The first publication from the Press in 2004 was A Letter to Edmund Gosse by Forrest Reid. In my commentary I quote extensively from a review by Derek Severn.
At the time, other than the date, I have kept no details of the origin of the article and can only acknowledge him as I do in the preliminaries. Twenty years later, on a late sunlit October afternoon, I'm at the fifth of six towers, St Michael, Kingham, to ring bells as part of day's jaunt. Wandering in the churchyard listening to my friends' Grandsire Triples I spot a headstone which looks interestingly different from the rest.

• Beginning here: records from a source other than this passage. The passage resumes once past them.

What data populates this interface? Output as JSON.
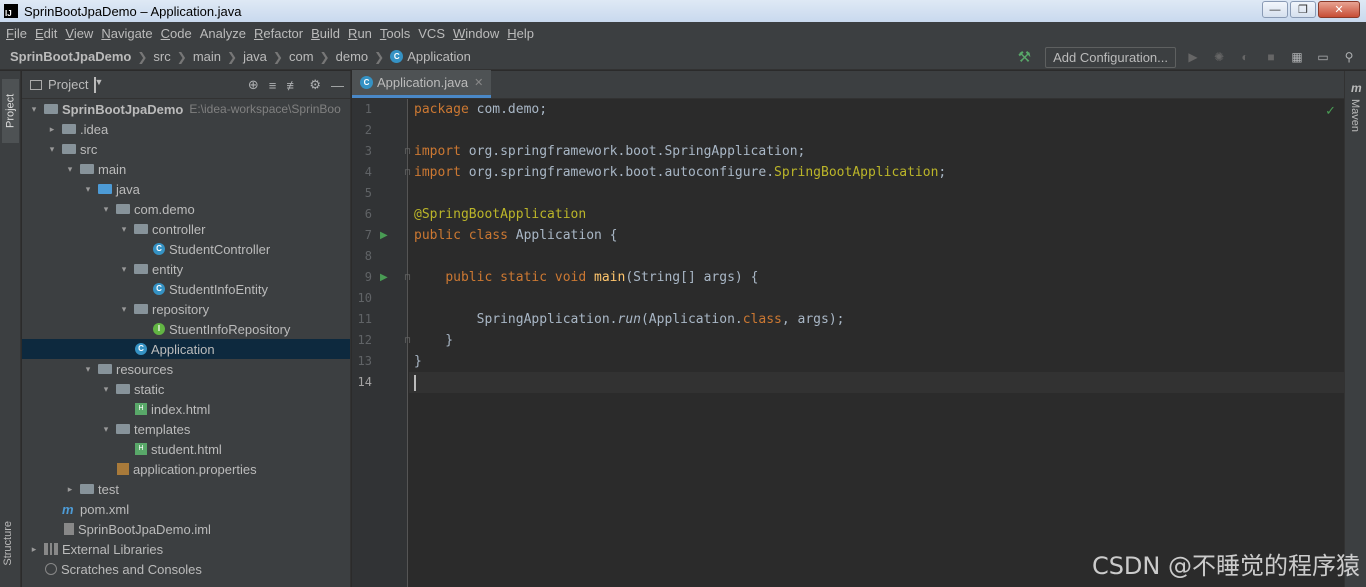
{
  "window": {
    "title": "SprinBootJpaDemo – Application.java"
  },
  "menu": [
    {
      "mn": "F",
      "rest": "ile"
    },
    {
      "mn": "E",
      "rest": "dit"
    },
    {
      "mn": "V",
      "rest": "iew"
    },
    {
      "mn": "N",
      "rest": "avigate"
    },
    {
      "mn": "C",
      "rest": "ode"
    },
    {
      "mn": "",
      "rest": "Analyze"
    },
    {
      "mn": "R",
      "rest": "efactor"
    },
    {
      "mn": "B",
      "rest": "uild"
    },
    {
      "mn": "R",
      "rest": "un",
      "pre": ""
    },
    {
      "mn": "T",
      "rest": "ools"
    },
    {
      "mn": "",
      "rest": "VCS"
    },
    {
      "mn": "W",
      "rest": "indow"
    },
    {
      "mn": "H",
      "rest": "elp"
    }
  ],
  "breadcrumb": [
    "SprinBootJpaDemo",
    "src",
    "main",
    "java",
    "com",
    "demo",
    "Application"
  ],
  "toolbar": {
    "add_config": "Add Configuration..."
  },
  "sidebar": {
    "project_tab": "Project",
    "structure_tab": "Structure"
  },
  "right_strip": {
    "maven_tab": "Maven"
  },
  "project_panel": {
    "title": "Project",
    "tree": [
      {
        "depth": 0,
        "arrow": "down",
        "icon": "proj",
        "label": "SprinBootJpaDemo",
        "bold": true,
        "path": "E:\\idea-workspace\\SprinBoo"
      },
      {
        "depth": 1,
        "arrow": "right",
        "icon": "fold",
        "label": ".idea"
      },
      {
        "depth": 1,
        "arrow": "down",
        "icon": "fold",
        "label": "src"
      },
      {
        "depth": 2,
        "arrow": "down",
        "icon": "fold",
        "label": "main"
      },
      {
        "depth": 3,
        "arrow": "down",
        "icon": "fold-blue",
        "label": "java"
      },
      {
        "depth": 4,
        "arrow": "down",
        "icon": "pkg",
        "label": "com.demo"
      },
      {
        "depth": 5,
        "arrow": "down",
        "icon": "pkg",
        "label": "controller"
      },
      {
        "depth": 6,
        "arrow": "",
        "icon": "class",
        "label": "StudentController"
      },
      {
        "depth": 5,
        "arrow": "down",
        "icon": "pkg",
        "label": "entity"
      },
      {
        "depth": 6,
        "arrow": "",
        "icon": "class",
        "label": "StudentInfoEntity"
      },
      {
        "depth": 5,
        "arrow": "down",
        "icon": "pkg",
        "label": "repository"
      },
      {
        "depth": 6,
        "arrow": "",
        "icon": "iface",
        "label": "StuentInfoRepository"
      },
      {
        "depth": 5,
        "arrow": "",
        "icon": "boot",
        "label": "Application",
        "selected": true
      },
      {
        "depth": 3,
        "arrow": "down",
        "icon": "fold",
        "label": "resources"
      },
      {
        "depth": 4,
        "arrow": "down",
        "icon": "fold",
        "label": "static"
      },
      {
        "depth": 5,
        "arrow": "",
        "icon": "html",
        "label": "index.html"
      },
      {
        "depth": 4,
        "arrow": "down",
        "icon": "fold",
        "label": "templates"
      },
      {
        "depth": 5,
        "arrow": "",
        "icon": "html",
        "label": "student.html"
      },
      {
        "depth": 4,
        "arrow": "",
        "icon": "props",
        "label": "application.properties"
      },
      {
        "depth": 2,
        "arrow": "right",
        "icon": "fold",
        "label": "test"
      },
      {
        "depth": 1,
        "arrow": "",
        "icon": "maven",
        "label": "pom.xml"
      },
      {
        "depth": 1,
        "arrow": "",
        "icon": "iml",
        "label": "SprinBootJpaDemo.iml"
      },
      {
        "depth": 0,
        "arrow": "right",
        "icon": "lib",
        "label": "External Libraries"
      },
      {
        "depth": 0,
        "arrow": "",
        "icon": "scratch",
        "label": "Scratches and Consoles"
      }
    ]
  },
  "editor": {
    "tab_label": "Application.java",
    "current_line": 14,
    "lines": [
      {
        "n": "1",
        "html": "<span class='kw'>package</span> com.demo;"
      },
      {
        "n": "2",
        "html": ""
      },
      {
        "n": "3",
        "html": "<span class='kw'>import</span> org.springframework.boot.SpringApplication;",
        "fold": true
      },
      {
        "n": "4",
        "html": "<span class='kw'>import</span> org.springframework.boot.autoconfigure.<span class='ann'>SpringBootApplication</span>;",
        "fold": true
      },
      {
        "n": "5",
        "html": ""
      },
      {
        "n": "6",
        "html": "<span class='ann'>@SpringBootApplication</span>"
      },
      {
        "n": "7",
        "html": "<span class='kw'>public class</span> Application {",
        "run": true
      },
      {
        "n": "8",
        "html": ""
      },
      {
        "n": "9",
        "html": "    <span class='kw'>public static void</span> <span class='fn'>main</span>(String[] args) {",
        "run": true,
        "fold": true
      },
      {
        "n": "10",
        "html": ""
      },
      {
        "n": "11",
        "html": "        SpringApplication.<span class='it'>run</span>(Application.<span class='kw'>class</span>, args);"
      },
      {
        "n": "12",
        "html": "    }",
        "fold": true
      },
      {
        "n": "13",
        "html": "}"
      },
      {
        "n": "14",
        "html": "<span class='caret'></span>"
      }
    ]
  },
  "watermark": "CSDN @不睡觉的程序猿"
}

My erstwhile binder Chris Hicks, together with his wife Karen, do some genealogical digging and come up with the address where this Derek Severn was living when he died.. This nudges the memory of the incumbent vicar who recalls taking the funeral service. He sends me a copy of the brother's eulogy from which I learn that, not only did he fly Wellington bombers, he later wrote occasional articles of literary criticism. Surely my Derek Severn. The Internet twenty years on now tell me that the article I had preserved came from The Independent, 6th February 1993, Off the Shelf: in Belfast with Peter's Friends: Derek Severn on Peter Waring, a fine but unappreciated work by the novelist Forrest Reid (1938).
"For my part I think Derek Severn got it right". To have rediscovered this discerning writer has been both a delightful and moving experience. Serendipity indeed.